I continue to be proud with the many great things happening in our division each day. I am reminded of this when our Board of Trustees presents the Board of Education Leadership Recognition Awards at each school. These awards recognize the high achievement and significant improvement in each of our schools. I also recognize and applaud the commitment of our staffs as they engage in professional learning and dialogue at grade-level meetings and through social media like Twitter. Since joining Twitter (@cdsmeaton) I have been amazed at the professional growth opportunities it provides. It also allows us to share our own expertise to educators around the world like this video on 21st Century Literacy. Check out our own Holy Spirit YouTube channel for some other great video links.

Finally, this week marks the beginning of Holy Week. In our Catholic tradition, it is the most important time of our liturgical calendar. Through Lent, we have tried to live a life that more closely resembles and embodies Christ. Today at our Palm Sunday mass, I was again reminded of the passion of Christ and the compassion of God. In a world that has become far too focused on wealth and material possessions, our Church reminds us to reflect on what is most important in our lives. And so, on behalf of the Board of Trustees and Senior Administration, I wish each of you a blessed Easter with the continued understanding of God’s unconditional love for all.

Words we should never hear in school!

Schools should always try to be safe havens for all students. Even with all the bully-proofing programs offered and the multitude of strategies that school employ, we will never create that panacea. But I believe as educators, we can do something relatively simple that will assist in ensuring that all students, regardless of background, religion, color, creed, ability, etc, can feel the positive effect of a safe and caring environment. That simple task is our attention to and elimination of words that should never be heard in a school!

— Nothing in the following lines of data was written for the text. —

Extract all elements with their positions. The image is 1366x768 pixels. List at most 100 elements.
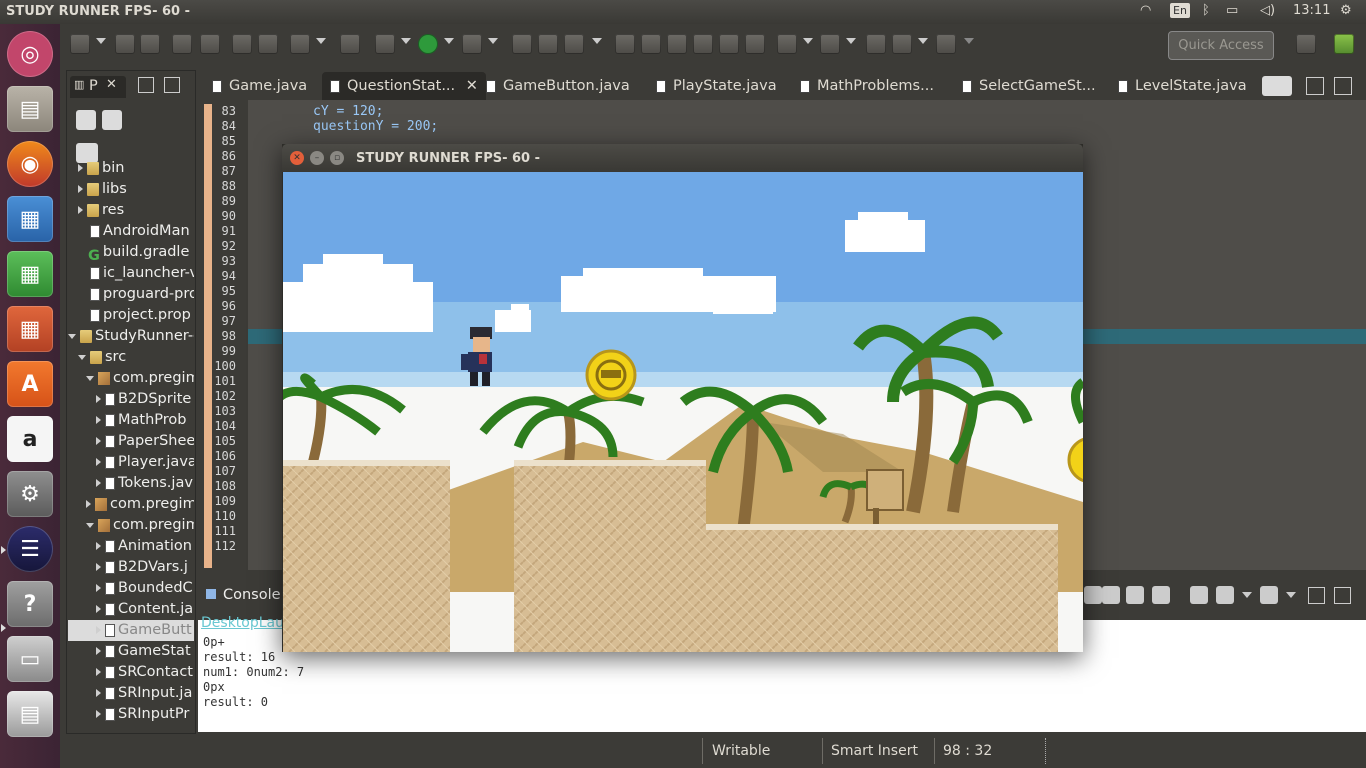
clock[interactable]: 13:11 (1293, 3, 1330, 18)
editor-tab[interactable]: QuestionStat... ✕ (322, 72, 486, 100)
tree-item[interactable]: com.pregim (68, 368, 194, 389)
bluetooth-icon[interactable]: ᛒ (1202, 3, 1210, 18)
chevron-right-icon[interactable] (96, 542, 101, 550)
maximize-editor-button[interactable] (1334, 77, 1352, 95)
editor-tab[interactable]: SelectGameSt... (954, 72, 1104, 100)
amazon-icon[interactable]: a (7, 416, 53, 462)
chevron-right-icon[interactable] (86, 500, 91, 508)
checklist-icon[interactable] (290, 34, 310, 54)
coin-token[interactable] (585, 349, 637, 401)
chevron-right-icon[interactable] (78, 164, 83, 172)
debug-icon[interactable] (375, 34, 395, 54)
back-arrow-icon[interactable] (892, 34, 912, 54)
view-menu-icon[interactable] (140, 110, 160, 130)
maximize-window-button[interactable]: ▫ (330, 151, 344, 165)
tree-item[interactable]: AndroidMan (68, 221, 194, 242)
tree-item[interactable]: GameStat (68, 641, 194, 662)
close-icon[interactable]: ✕ (106, 77, 117, 92)
settings-icon[interactable]: ⚙ (7, 471, 53, 517)
external-tools-icon[interactable] (462, 34, 482, 54)
display-console-icon[interactable] (1126, 586, 1144, 604)
tree-item[interactable]: Player.java (68, 452, 194, 473)
new-icon[interactable] (70, 34, 90, 54)
tree-item[interactable]: src (68, 347, 194, 368)
chevron-right-icon[interactable] (96, 584, 101, 592)
editor-tab[interactable]: MathProblems... (792, 72, 942, 100)
collapse-all-icon[interactable] (76, 110, 96, 130)
drive-icon[interactable]: ▭ (7, 636, 53, 682)
tree-item[interactable]: libs (68, 179, 194, 200)
tree-item[interactable]: B2DVars.j (68, 557, 194, 578)
search-icon[interactable] (615, 34, 635, 54)
keyboard-language-indicator[interactable]: En (1170, 3, 1190, 18)
chevron-down-icon[interactable] (964, 38, 974, 44)
chevron-down-icon[interactable] (1242, 592, 1252, 598)
minimize-editor-button[interactable] (1306, 77, 1324, 95)
chevron-down-icon[interactable] (86, 522, 94, 528)
tree-item[interactable]: Tokens.jav (68, 473, 194, 494)
forward-arrow-icon[interactable] (936, 34, 956, 54)
open-task-icon[interactable] (564, 34, 584, 54)
avd-manager-icon[interactable] (258, 34, 278, 54)
run-icon[interactable] (418, 34, 438, 54)
code-line[interactable]: cY = 120; (313, 104, 383, 119)
help-icon[interactable]: ? (7, 581, 53, 627)
chevron-right-icon[interactable] (96, 479, 101, 487)
chevron-right-icon[interactable] (96, 563, 101, 571)
chevron-down-icon[interactable] (444, 38, 454, 44)
tree-item[interactable]: Gbuild.gradle (68, 242, 194, 263)
clear-console-icon[interactable] (1152, 586, 1170, 604)
minimize-view-button[interactable] (138, 77, 154, 93)
console-launch-link[interactable]: DesktopLau (201, 615, 284, 631)
software-center-icon[interactable]: A (7, 361, 53, 407)
tree-item[interactable]: com.pregim (68, 515, 194, 536)
tree-item[interactable]: ic_launcher-v (68, 263, 194, 284)
pin-console-icon[interactable] (1102, 586, 1120, 604)
chevron-down-icon[interactable] (401, 38, 411, 44)
tree-item[interactable]: SRInput.ja (68, 683, 194, 704)
tree-item[interactable]: project.prop (68, 305, 194, 326)
android-perspective-icon[interactable] (1334, 34, 1354, 54)
tree-item[interactable]: StudyRunner-c (68, 326, 194, 347)
ubuntu-dash-icon[interactable]: ◎ (7, 31, 53, 77)
debug-config-icon[interactable] (172, 34, 192, 54)
show-source-icon[interactable] (745, 34, 765, 54)
whitespace-icon[interactable] (719, 34, 739, 54)
firefox-icon[interactable]: ◉ (7, 141, 53, 187)
tree-item[interactable]: bin (68, 158, 194, 179)
editor-tab[interactable]: GameButton.java (478, 72, 638, 100)
chevron-right-icon[interactable] (96, 710, 101, 718)
chevron-down-icon[interactable] (846, 38, 856, 44)
close-icon[interactable]: ✕ (461, 78, 478, 94)
mark-occurrences-icon[interactable] (641, 34, 661, 54)
chevron-right-icon[interactable] (96, 458, 101, 466)
tree-item[interactable]: BoundedC (68, 578, 194, 599)
editor-tab[interactable]: Game.java (204, 72, 315, 100)
tree-item[interactable]: PaperShee (68, 431, 194, 452)
console-tab[interactable]: Console (223, 587, 281, 603)
tree-item[interactable]: B2DSprite (68, 389, 194, 410)
battery-icon[interactable]: ▭ (1226, 3, 1238, 18)
tree-item[interactable]: SRInputPr (68, 704, 194, 725)
tree-item[interactable]: MathProb (68, 410, 194, 431)
chevron-right-icon[interactable] (96, 647, 101, 655)
tree-item[interactable]: com.pregim (68, 494, 194, 515)
volume-icon[interactable]: ◁) (1260, 3, 1275, 18)
chevron-down-icon[interactable] (316, 38, 326, 44)
tree-item[interactable]: proguard-pro (68, 284, 194, 305)
import-icon[interactable] (232, 34, 252, 54)
chevron-down-icon[interactable] (96, 38, 106, 44)
editor-tab[interactable]: LevelState.java (1110, 72, 1255, 100)
chevron-down-icon[interactable] (78, 354, 86, 360)
calc-icon[interactable]: ▦ (7, 251, 53, 297)
editor-tab[interactable]: PlayState.java (648, 72, 785, 100)
open-folder-icon[interactable] (538, 34, 558, 54)
chevron-right-icon[interactable] (96, 689, 101, 697)
game-canvas[interactable] (283, 172, 1083, 652)
minimize-window-button[interactable]: – (310, 151, 324, 165)
chevron-down-icon[interactable] (592, 38, 602, 44)
chevron-down-icon[interactable] (68, 333, 76, 339)
chevron-right-icon[interactable] (96, 668, 101, 676)
writer-icon[interactable]: ▦ (7, 196, 53, 242)
chevron-right-icon[interactable] (96, 416, 101, 424)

I first started thinking about writing this blog post last year when a group of parents from our Parents Inclusive Education Roundtable brought a powerful video for our educators to view. Since then, the R-Word: Spread the Word to End the Word campaign has gained international notoriety. Listening to these passionate parents talk about the word “retard or retarded” and how it made them and their children feel caused me to flinch and be overcome with a great sense of embarrassment and sadness. I know that I had used it before and I never addressed it in my educational life. Fortunately, I had a very patient mom explained to me why the R-word was so wrong. Simply put, the R-word is like any other minority slur.  Unacceptable!  

So, I call on all educators, to think of words that are commonplace in our schools and communities and then, quite simply, don’t allow them. Address it with your students and colleagues and teach them why they are unacceptable. Each of those words are minority slurs and schools should not tolerate them. Beginning in the younger grades, don’t allow name calling and as students get older don’t allow any word that may inflict hurt on another.

Here’s a short list that I’ve started and I hope that you will add to it: Racial slurs, Religious slurs, vulgarity, retarded, fag, gay, homo, geek, nerd…

Our world, beginning in our schools, needs to be more kind and gentle. Those attributes can only be accomplished when we say NO to unacceptable language in our buildings, our homes and our communities. Take a stand and be ALL IN and stop the words we should never hear in school!